Fully Connected Layer (fc)
Fully Connected Layer is essentially a Multi-layer Perceptron, which is sometimes called “softmax” and essentially does something called “weighted sum”. I think I totally deserve some claps for making those explanatory GIFs that requires simulating a Convolutional Neural Network by hand.
Convolutional Neural Network is most often used in the field of Computer Vision, which impacts many fields such as eCommerce, FinTech, Game Artificial Intelligence, Cancer Detection, Orthopedics, Psychiatry, WildFire Detection and many more. Here is an article on how Computer Vision is impacting eCommerce and another article on some Cool Frontend Frameworks in Computer Vision.
Alpha Go Zero, Mastering the Game of Go with Machine Learning
“It’s perfect, it’s just flawless, merciless. … I don’t think I could catch up with it in my lifetime.”
— Ke Jie (World Champion in Go) after losing three games to AlphaGo
Congratulations!!! We have come to the point where this article is intended for. Now we will be ready to understand how the legendary Chess and Go AI work from tip to toe.
Design Architecture of Alpha Go Zero
Alpha Go Zero is made of a Convolutional Neural Networks and a Monte Carlo Tree. It is trained in self-play with Reinforcement Learning algorithms.
There are several terms we should get familiar with. Since Medium does not support subscript for most letters, subscripts are represented by letters inside brackets after “_” similar to LaTeX.

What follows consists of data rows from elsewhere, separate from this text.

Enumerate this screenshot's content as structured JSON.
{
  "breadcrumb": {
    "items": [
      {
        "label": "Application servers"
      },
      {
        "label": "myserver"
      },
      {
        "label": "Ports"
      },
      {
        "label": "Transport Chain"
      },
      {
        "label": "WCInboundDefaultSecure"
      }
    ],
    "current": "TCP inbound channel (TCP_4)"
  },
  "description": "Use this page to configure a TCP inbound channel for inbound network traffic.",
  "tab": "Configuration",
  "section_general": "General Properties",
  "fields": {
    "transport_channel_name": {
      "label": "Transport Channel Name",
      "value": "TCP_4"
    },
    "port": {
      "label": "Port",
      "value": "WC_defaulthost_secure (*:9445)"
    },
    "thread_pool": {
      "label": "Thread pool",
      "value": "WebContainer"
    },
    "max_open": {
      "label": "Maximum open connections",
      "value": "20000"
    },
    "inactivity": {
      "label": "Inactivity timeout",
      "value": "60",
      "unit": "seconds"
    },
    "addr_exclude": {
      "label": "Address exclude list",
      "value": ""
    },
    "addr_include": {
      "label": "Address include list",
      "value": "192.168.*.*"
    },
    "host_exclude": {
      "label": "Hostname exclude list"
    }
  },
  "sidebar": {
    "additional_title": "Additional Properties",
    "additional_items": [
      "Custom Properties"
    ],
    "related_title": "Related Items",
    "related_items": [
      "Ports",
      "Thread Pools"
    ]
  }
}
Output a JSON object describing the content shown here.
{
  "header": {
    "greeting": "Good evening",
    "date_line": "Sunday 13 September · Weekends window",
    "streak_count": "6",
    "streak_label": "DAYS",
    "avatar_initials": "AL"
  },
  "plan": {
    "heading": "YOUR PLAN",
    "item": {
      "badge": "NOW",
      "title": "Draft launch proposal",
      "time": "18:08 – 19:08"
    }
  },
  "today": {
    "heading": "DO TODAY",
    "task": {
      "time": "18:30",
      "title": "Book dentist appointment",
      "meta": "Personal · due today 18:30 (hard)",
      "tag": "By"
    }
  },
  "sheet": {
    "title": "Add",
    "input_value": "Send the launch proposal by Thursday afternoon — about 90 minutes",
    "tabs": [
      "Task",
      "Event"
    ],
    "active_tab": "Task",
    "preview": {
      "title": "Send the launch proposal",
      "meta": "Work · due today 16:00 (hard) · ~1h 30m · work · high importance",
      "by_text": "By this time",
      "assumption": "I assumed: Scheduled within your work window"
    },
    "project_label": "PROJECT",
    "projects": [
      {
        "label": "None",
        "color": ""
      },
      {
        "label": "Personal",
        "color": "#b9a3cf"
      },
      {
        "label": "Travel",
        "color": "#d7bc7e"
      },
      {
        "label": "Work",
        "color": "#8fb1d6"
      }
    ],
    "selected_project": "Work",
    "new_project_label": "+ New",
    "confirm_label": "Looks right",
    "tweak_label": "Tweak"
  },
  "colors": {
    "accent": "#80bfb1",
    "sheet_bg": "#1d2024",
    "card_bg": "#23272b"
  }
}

- State (s): The State of the game is represented by s_(t), from s_(0) to s_(T), where s_(T) is the Terminating State.
- Monte Carlo Tree (α): Monte Carlo Tree α_(θ) is used to decide the next State of the game.
- Move (a): The Move a_(t) for each State s_(t) is determined by the Search Probability π_(t).
- Search Probability (π): The Search Probability π_(t) is used to determine Move a_(t) at State s_(t).
- Convolutional Neural Network (f): Convolutional Neural Network f_(θ) is used to output the Value Vector v and Policy Vector p by analyzing the board.
- Value Vector (v): Value Vector v_(t) represents the probability of the current player winning in position s_(t)
- Policy Scalar (p): Policy Scalar p_(t) represents probability distribution over moves.
- Winner (z): Winner z is propagated back to train the model.
Alpha Go Zero is trained entirely through self-play and only uses 1 Convolutional Neural Network, different from the original Alpha Go which requires 2 Convolutional Neural Networks and borrows information from professional human play.
Alpha Go Zero takes the game board as raw input to the Convolutional Neural Network. The network then outputs a vector v and a scalar p. Monte Carlo Tree is then used to compute the Search Probability π, which is used to determine the move for the next stage of the game. In the end, a winner z is determined by the rule of the game and is used to train the model with reinforcement learning.
And by now we have just learned how Alpha Go Zero works!!! More importantly, we have stepped into the world of Artificial Intelligence.
Artificial Intelligence, The Present, and The Future
“Mark my words — A.I. is far more dangerous than nukes”
— Elon Musk, CEO of Tesla & Space X, Co-founder of OpenAI, and many more…
Our research in Artificial Intelligence is in an interesting state. Before Machine Learning all the AI are hard-coded to behave the way we expect them to. Machine Learning allows the AI to improve themself independently and sometimes yields unexpected behaviors. Researchers have observed gradually increasing intelligent behaviors in AI Agents by putting them into environments and reward them with certain rules. This can be fascinating while scary to think about.
Researches inside game environments are like math and physics. By itself, such research may be only curious to know about and fun to try out, but lacks any solid values. However, they will provide a necessary foundation for other, more applied science and engineering. The future is in the hands of you and I, together we will make tomorrow a better place.